A proposta de regulamentação dos planos de saúde aprovada na Câmara foi a do deputado Pinheiro Landim (PMDB-CE) e, confirmando as expectativas, ela desagradou tanto as entidades de defesa do consumidor como as empresas do setor.
O Procon de São Paulo e o Instituto Brasileiro de Defesa do Consumidor (Idec), por exemplo, destacaram que a regulamentação vai contra o Código de Defesa do Consumidor quando, entre outros pontos, estabelece uma carência de dois anos para tratamento de doenças preexistentes e exclusão de cobertura de procedimentos complexos nos planos mínimos.
Os convênios médicos, por sua vez, alertam que, além de elevar os preços das mensalidades, a regulamentação tende a fazer com que pequenas empresas não tenham condições de permanecer no mercado.
Apesar das críticas, os órgãos de defesa do consumidor e as empresas de saúde reconhecem que a regulamentação é um avanço para um setor que, até hoje, funciona de forma pouco organizada.
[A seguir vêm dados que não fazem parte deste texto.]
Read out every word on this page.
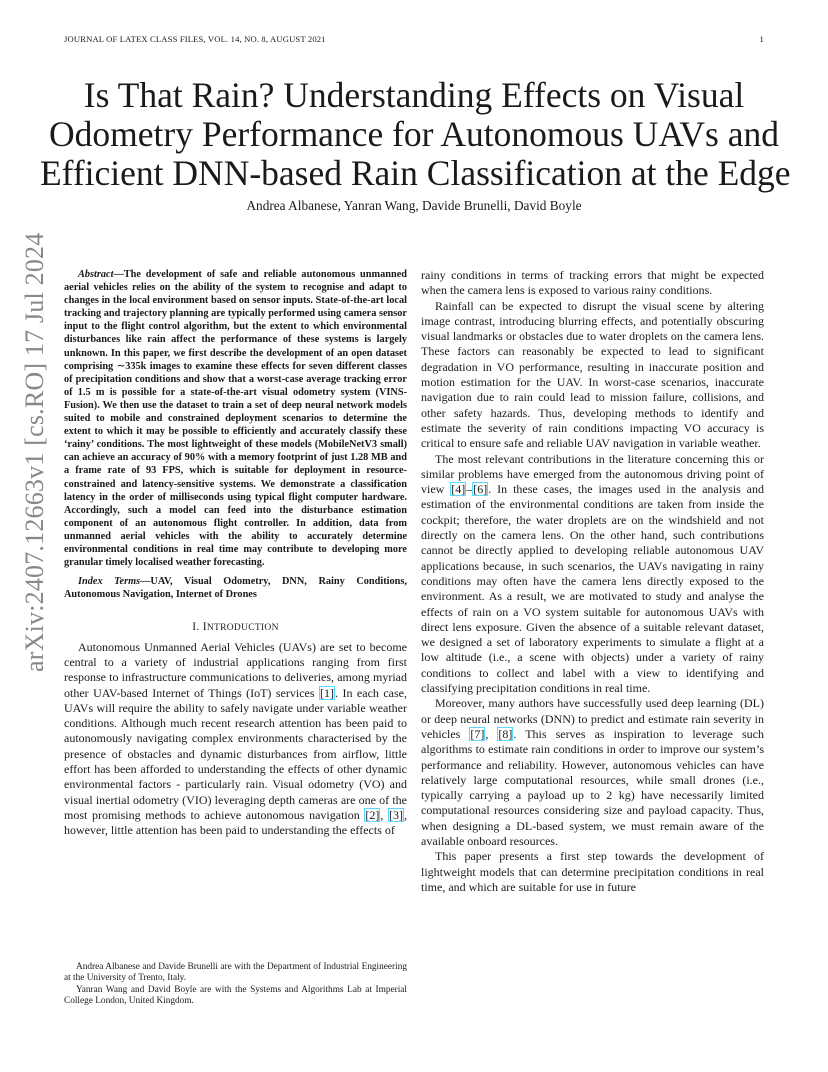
JOURNAL OF LATEX CLASS FILES, VOL. 14, NO. 8, AUGUST 2021	1
Is That Rain? Understanding Effects on Visual
Odometry Performance for Autonomous UAVs and
Efficient DNN-based Rain Classification at the Edge
Andrea Albanese, Yanran Wang, Davide Brunelli, David Boyle
arXiv:2407.12663v1 [cs.RO] 17 Jul 2024	Abstract—The development of safe and reliable autonomous unmanned aerial vehicles relies on the ability of the system to recognise and adapt to changes in the local environment based on sensor inputs. State-of-the-art local tracking and trajectory planning are typically performed using camera sensor input to the flight control algorithm, but the extent to which environmental disturbances like rain affect the performance of these systems is largely unknown. In this paper, we first describe the development of an open dataset comprising ∼335k images to examine these effects for seven different classes of precipitation conditions and show that a worst-case average tracking error of 1.5 m is possible for a state-of-the-art visual odometry system (VINS-Fusion). We then use the dataset to train a set of deep neural network models suited to mobile and constrained deployment scenarios to determine the extent to which it may be possible to efficiently and accurately classify these ‘rainy’ conditions. The most lightweight of these models (MobileNetV3 small) can achieve an accuracy of 90% with a memory footprint of just 1.28 MB and a frame rate of 93 FPS, which is suitable for deployment in resource-constrained and latency-sensitive systems. We demonstrate a classification latency in the order of milliseconds using typical flight computer hardware. Accordingly, such a model can feed into the disturbance estimation component of an autonomous flight controller. In addition, data from unmanned aerial vehicles with the ability to accurately determine environmental conditions in real time may contribute to developing more granular timely localised weather forecasting.

Index Terms—UAV, Visual Odometry, DNN, Rainy Conditions, Autonomous Navigation, Internet of Drones

I. INTRODUCTION

Autonomous Unmanned Aerial Vehicles (UAVs) are set to become central to a variety of industrial applications ranging from first response to infrastructure communications to deliveries, among myriad other UAV-based Internet of Things (IoT) services [1]. In each case, UAVs will require the ability to safely navigate under variable weather conditions. Although much recent research attention has been paid to autonomously navigating complex environments characterised by the presence of obstacles and dynamic disturbances from airflow, little effort has been afforded to understanding the effects of other dynamic environmental factors - particularly rain. Visual odometry (VO) and visual inertial odometry (VIO) leveraging depth cameras are one of the most promising methods to achieve autonomous navigation [2], [3], however, little attention has been paid to understanding the effects of

Andrea Albanese and Davide Brunelli are with the Department of Industrial Engineering at the University of Trento, Italy.

Yanran Wang and David Boyle are with the Systems and Algorithms Lab at Imperial College London, United Kingdom.

rainy conditions in terms of tracking errors that might be expected when the camera lens is exposed to various rainy conditions.

Rainfall can be expected to disrupt the visual scene by altering image contrast, introducing blurring effects, and potentially obscuring visual landmarks or obstacles due to water droplets on the camera lens. These factors can reasonably be expected to lead to significant degradation in VO performance, resulting in inaccurate position and motion estimation for the UAV. In worst-case scenarios, inaccurate navigation due to rain could lead to mission failure, collisions, and other safety hazards. Thus, developing methods to identify and estimate the severity of rain conditions impacting VO accuracy is critical to ensure safe and reliable UAV navigation in variable weather.

The most relevant contributions in the literature concerning this or similar problems have emerged from the autonomous driving point of view [4]–[6]. In these cases, the images used in the analysis and estimation of the environmental conditions are taken from inside the cockpit; therefore, the water droplets are on the windshield and not directly on the camera lens. On the other hand, such contributions cannot be directly applied to developing reliable autonomous UAV applications because, in such scenarios, the UAVs navigating in rainy conditions may often have the camera lens directly exposed to the environment. As a result, we are motivated to study and analyse the effects of rain on a VO system suitable for autonomous UAVs with direct lens exposure. Given the absence of a suitable relevant dataset, we designed a set of laboratory experiments to simulate a flight at a low altitude (i.e., a scene with objects) under a variety of rainy conditions to collect and label with a view to identifying and classifying precipitation conditions in real time.

Moreover, many authors have successfully used deep learning (DL) or deep neural networks (DNN) to predict and estimate rain severity in vehicles [7], [8]. This serves as inspiration to leverage such algorithms to estimate rain conditions in order to improve our system’s performance and reliability. However, autonomous vehicles can have relatively large computational resources, while small drones (i.e., typically carrying a payload up to 2 kg) have necessarily limited computational resources considering size and payload capacity. Thus, when designing a DL-based system, we must remain aware of the available onboard resources.

This paper presents a first step towards the development of lightweight models that can determine precipitation conditions in real time, and which are suitable for use in future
Para os usuários, um exemplo está na questão da carência: se hoje ela é estabelecida livremente, pelo projeto ela teria de ser de no máximo seis meses, exceto para partos, que teria carência de dez meses.
Para as empresas sérias do setor, o benefício com a regulamentação é a possibilidade de uma limpeza profunda nesse mercado, que reúne atualmente cerca de 1,5 mil convênios, muitos oferecendo serviços de qualidade duvidosa.
Quem também destaca que houve avanços com o projeto aprovado é o sócio-diretor da CRC - Consultoria e Administração em Saúde, Luiz Fernando Figueiredo. Ele salienta, no entanto, que furos na regulamentação deverão começar a surgir em breve e há necessidade de que eles sejam corrigidos o mais rápido possível.